Filmmaker (born 1979)

Jeremy Coon (born 1979) is an American filmmaker. He is a producer, executive producer, and editor of the film Napoleon Dynamite (2004), a cult hit made on a $400,000 budget that earned more than $44 million since its release. He is also a co-executive producer of the animated series of the same name.

== Education ==
Coon attended film school at Brigham Young University and graduated in 1997 from Lloyd V. Berkner High School in Richardson, Texas.

== Career ==
He was friends at Brigham Young with fellow film student Jared Hess, where he was told of Hess' nascent screenplay for Napoleon Dynamite and agreed to raise the money to produce the film. On the opening day of the 2004 Sundance Film Festival, Coon sold the film to Fox Searchlight Pictures for $3.2 million.

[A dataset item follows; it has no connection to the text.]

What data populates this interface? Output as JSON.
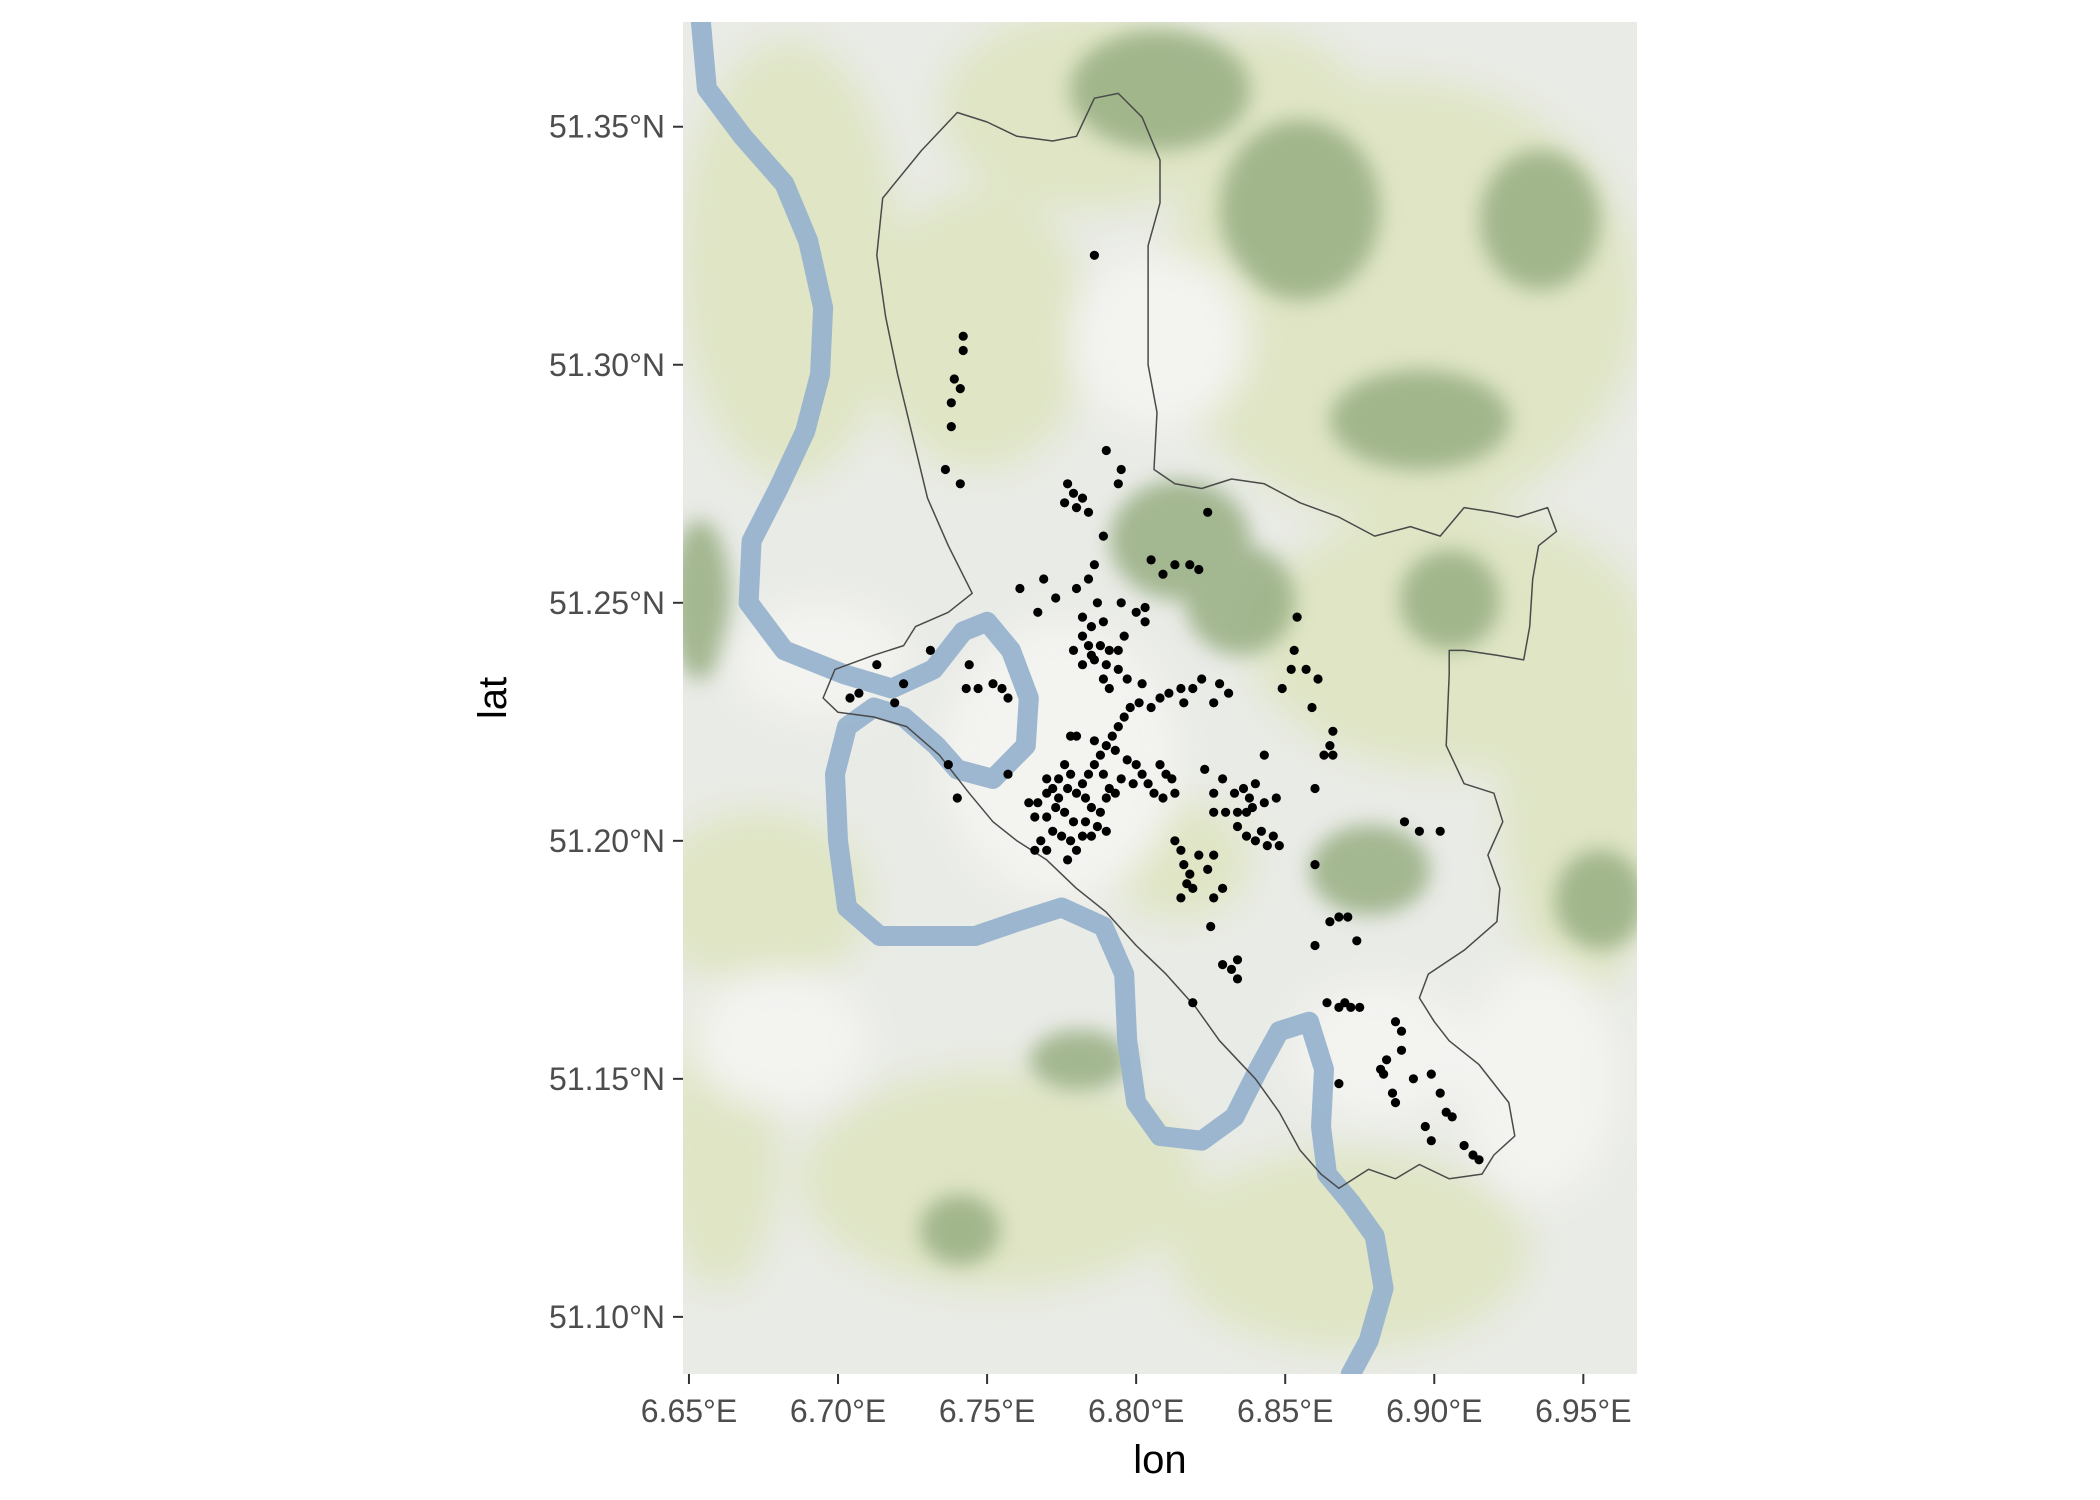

After a 22-day shoot in Preston, Idaho, Coon edited the film during a nine-day cram session using Apple Final Cut Pro software for the first time. "We spent about a year assembling our crew -- 95 percent were friends from the BYU post department," he told the Apple publication Pro. "People would come by to check on me and I didn’t even know what time of day it was."

Coon co-directed the documentary films Raiders!: The Story of the Greatest Fan Film Ever Made (2015) and A Disturbance in the Force (2023), about the making of the Star Wars Holiday Special (1978). Both documentaries received positive reviews from critics.